Я оставался дома один. Читал, мечтал, писал, вычеркивал и снова писал. Либо уходил побродить по «вади», пересохшим руслам речек, проверяя вблизи, в темноте, каково состояние заборов, ограждающих нейтральную полосу и минные поля вдоль линии прекращения огня, поделившей Иерусалим между Израилем и королевством Иордания. Я шагал в темноте, мурлыча про себя, не разжимая губ: «Ти-да-ди-да-ди». И душа моя не стремилась «умереть, но покорить вершину», как призывал гимн движения Бетар, созданный Жаботинским. Я хотел, чтобы все прекратилось. Или, по меньшей мере, хотел я оставить навсегда и дом, и Иерусалим, отправиться жить в кибуц. Я хотел оставить позади все книги, все чувства, хотел жить простой сельской жизнью, жизнью братской и трудовой.
63
Мама оборвала свою жизнь в квартире своей сестры на улице Бен-Иехуда в Тель-Авиве в ночь с субботы на воскресенье.
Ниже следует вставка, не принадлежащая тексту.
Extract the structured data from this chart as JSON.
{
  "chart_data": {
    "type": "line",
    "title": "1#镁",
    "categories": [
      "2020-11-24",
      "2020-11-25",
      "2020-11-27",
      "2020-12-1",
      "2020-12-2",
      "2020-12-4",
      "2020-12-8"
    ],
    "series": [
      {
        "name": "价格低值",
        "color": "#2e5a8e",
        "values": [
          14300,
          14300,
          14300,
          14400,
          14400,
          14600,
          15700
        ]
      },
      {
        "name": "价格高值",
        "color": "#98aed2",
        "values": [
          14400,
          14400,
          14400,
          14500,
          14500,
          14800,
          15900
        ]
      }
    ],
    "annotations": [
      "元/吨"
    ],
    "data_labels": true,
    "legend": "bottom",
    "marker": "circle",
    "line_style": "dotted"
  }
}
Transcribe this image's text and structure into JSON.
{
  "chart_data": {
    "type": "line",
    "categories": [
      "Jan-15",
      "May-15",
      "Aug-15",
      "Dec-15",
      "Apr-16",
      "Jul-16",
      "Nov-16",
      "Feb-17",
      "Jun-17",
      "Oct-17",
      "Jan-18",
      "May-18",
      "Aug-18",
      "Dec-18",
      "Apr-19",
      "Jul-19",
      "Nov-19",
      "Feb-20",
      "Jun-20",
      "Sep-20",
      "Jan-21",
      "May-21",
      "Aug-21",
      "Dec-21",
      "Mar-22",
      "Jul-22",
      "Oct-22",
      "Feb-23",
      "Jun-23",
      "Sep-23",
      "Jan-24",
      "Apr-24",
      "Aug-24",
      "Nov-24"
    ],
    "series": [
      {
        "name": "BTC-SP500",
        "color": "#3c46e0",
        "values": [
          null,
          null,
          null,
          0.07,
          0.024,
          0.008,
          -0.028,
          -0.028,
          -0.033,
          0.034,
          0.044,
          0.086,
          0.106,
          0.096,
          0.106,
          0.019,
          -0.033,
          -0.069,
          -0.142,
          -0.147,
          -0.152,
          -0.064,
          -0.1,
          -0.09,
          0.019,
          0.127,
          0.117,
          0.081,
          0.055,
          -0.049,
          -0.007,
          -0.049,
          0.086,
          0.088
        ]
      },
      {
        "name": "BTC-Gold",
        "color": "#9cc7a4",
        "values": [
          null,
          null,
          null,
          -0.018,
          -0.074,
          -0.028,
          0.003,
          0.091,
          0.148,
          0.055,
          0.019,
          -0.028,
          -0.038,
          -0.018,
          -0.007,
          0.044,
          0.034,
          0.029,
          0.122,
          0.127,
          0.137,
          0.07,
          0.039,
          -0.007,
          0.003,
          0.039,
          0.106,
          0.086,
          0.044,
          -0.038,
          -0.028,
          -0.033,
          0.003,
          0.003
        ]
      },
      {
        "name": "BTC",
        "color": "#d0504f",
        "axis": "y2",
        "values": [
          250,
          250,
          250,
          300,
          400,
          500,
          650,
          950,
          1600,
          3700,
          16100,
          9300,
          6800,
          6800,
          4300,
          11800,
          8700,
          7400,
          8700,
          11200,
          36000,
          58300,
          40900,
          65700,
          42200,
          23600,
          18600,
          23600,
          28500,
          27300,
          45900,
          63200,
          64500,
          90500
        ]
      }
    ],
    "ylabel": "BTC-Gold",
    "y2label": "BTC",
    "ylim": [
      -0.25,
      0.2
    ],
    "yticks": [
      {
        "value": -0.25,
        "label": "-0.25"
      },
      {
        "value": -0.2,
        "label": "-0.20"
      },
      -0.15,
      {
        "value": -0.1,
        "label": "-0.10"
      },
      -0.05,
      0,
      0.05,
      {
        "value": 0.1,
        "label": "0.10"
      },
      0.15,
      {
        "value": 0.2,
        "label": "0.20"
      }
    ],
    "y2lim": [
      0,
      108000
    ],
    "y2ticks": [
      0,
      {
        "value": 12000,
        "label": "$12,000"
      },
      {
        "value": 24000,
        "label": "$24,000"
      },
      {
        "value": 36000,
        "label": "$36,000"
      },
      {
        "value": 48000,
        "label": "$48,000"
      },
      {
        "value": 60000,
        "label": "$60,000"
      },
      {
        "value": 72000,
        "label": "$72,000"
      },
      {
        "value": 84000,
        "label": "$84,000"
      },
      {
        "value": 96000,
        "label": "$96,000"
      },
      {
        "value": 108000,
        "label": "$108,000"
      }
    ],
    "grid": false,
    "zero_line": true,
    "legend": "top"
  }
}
Это было шестое января 1952 года, по еврейскому летоисчислению — в восьмой день месяца тевет 5712 года от сотворения мира.
В стране тогда велись истерические споры по вопросу о немецких репарациях: можно или нельзя Государству Израиль требовать и получать от Германии компенсации за имущество, утраченное евреями, убитыми Гитлером? Были такие, кто соглашался с мнением Бен-Гуриона — нельзя допустить, чтобы убийцы к тому же и наследовали имущество своих жертв, будет правильным, если деньги за имущество, разграбленное фашистами, будут полностью отданы Государству Израиль и позволят ему принять тех, кто уцелел в этой бойне. Другие во главе с лидером оппозиции Менахемом Бегиным, напротив, утверждали с болью и гневом, что это моральное преступление и даже поругание памяти убиенных: страна жертв, одержимая гнусной жаждой наживы, собирается задешево продать немцам отпущение грехов.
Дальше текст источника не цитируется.